Staring down his reflection, Ronnie felt like it wasn’t even that long, like he’d just run home from school, worried that everyone he passed on the street knew what had happened, worried that everyone could see the blood, that everyone could smell the shame. He wanted to shower, wanted to wash away memory and experience and life and start anew. That never worked.
He left his reflection and went to the bed. He knelt and pulled out the case. He opened it and held the gun, felt its weight in his hands. Gravity and memory pulled the barrel down, and he fought to keep it up, imagined Mr.

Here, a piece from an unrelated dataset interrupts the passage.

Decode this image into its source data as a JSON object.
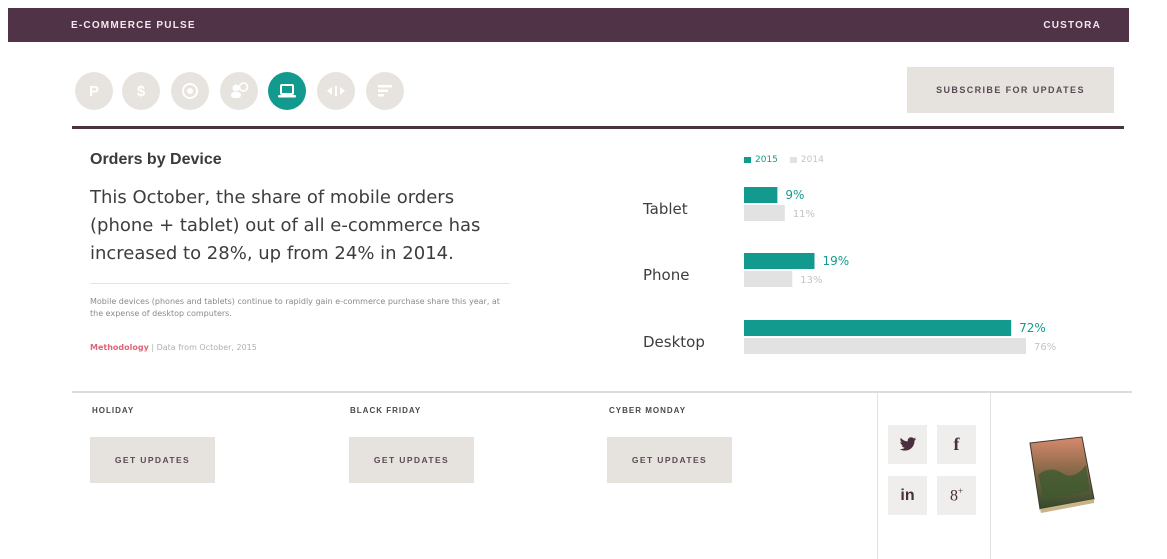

Davis before him.
Where would he shoot him?
The head, so it would be quick and easy.
The chest, so there would be time for confrontation before he died.
Or, the stomach so he would die slowly, painfully. Perhaps his cries would fill the hole he’d left inside Ronnie all those years before... or was it yesterday?
Two days later, Ronnie still didn’t know where he wanted to put the bullet, though Mr. Davis stood before him for real now. He had gone to the man’s apartment, knocked, then shoved him inside when he had come to the door. Mr. Davis didn’t recognize him at first, but the horror in his eyes at the sight of the gun shifted quickly to recognition as to who was before him... Was it indeed recognition? Did Mr. Davis just know it was one of his victims come back for revenge and the specifics didn’t matter? Did they all look the same, cute little boys who would never be as cute again after coldness was put into their eyes and a hole was dug out of their centers?
Mr. Davis pled for his life. He apologized. He begged. The weight of the world pulled down Ronnie’s hand, but anger, rage, and hate held it up. He didn’t want to hear Mr. Davis cry. He didn’t want to listen to him beg and plead.
He would shoot him in the head and be done with it.
Suddenly, there was a disparity between the normal flow of time and what Ronnie felt, what he saw. There was a spray of dark red, with scattered bits of grey and a few bright red specks, standing out like stars on a summer night. He found himself focusing on the brighter red, fascinated... Was this all life was, when it came down to it? Just specks of blood, the chaos of physics spraying them onto the wall?
He looked to the splatter, like a Rorschach test for murderers. What did it mean that he saw a small boy crying? Did that make him more or less guilty? Was this violence justified because he wanted to hold that crimson child until he didn’t cry anymore?
Then, time was time again, and Ronnie felt the weight of the gun in his hand, lighter now than before, but also heavier.
Mr. Davis’ body lay on the floor, his head not quite a head anymore. Ronnie thought he should feel something. Well, he felt something. Not better though. The emptiness was still inside. Mr. Davis’ blood hadn’t filled it.
His reflection was still the same. His home was still the same lonely place it always was. But, now it smelled of gun smoke and blood though no one had been killed there.
He took the gun to the docks. He meant to throw it into the ocean. As he went to get the gun out of his bag, he noticed a man nearby. On first impression, he thought it was a homeless man. Then, he thought maybe it was Ansin Wrathbone come to retrieve his gun. Then, he thought it was God, watching him, disapproving... or maybe it was all three.
What could a homeless man do?
Ronnie took out the gun, pulled his arm back then launched it as far as he could throw it, and with a splash it was gone.
He returned home, returned to his reflection. And, everything seemed the same. The sun set as he stared at himself in the mirror. Everything grew darker, first in sliding stripes of shadow, then altogether. He didn’t turn on the light. He had an inkling it wouldn’t make a difference. He would still be there in the mirror either way.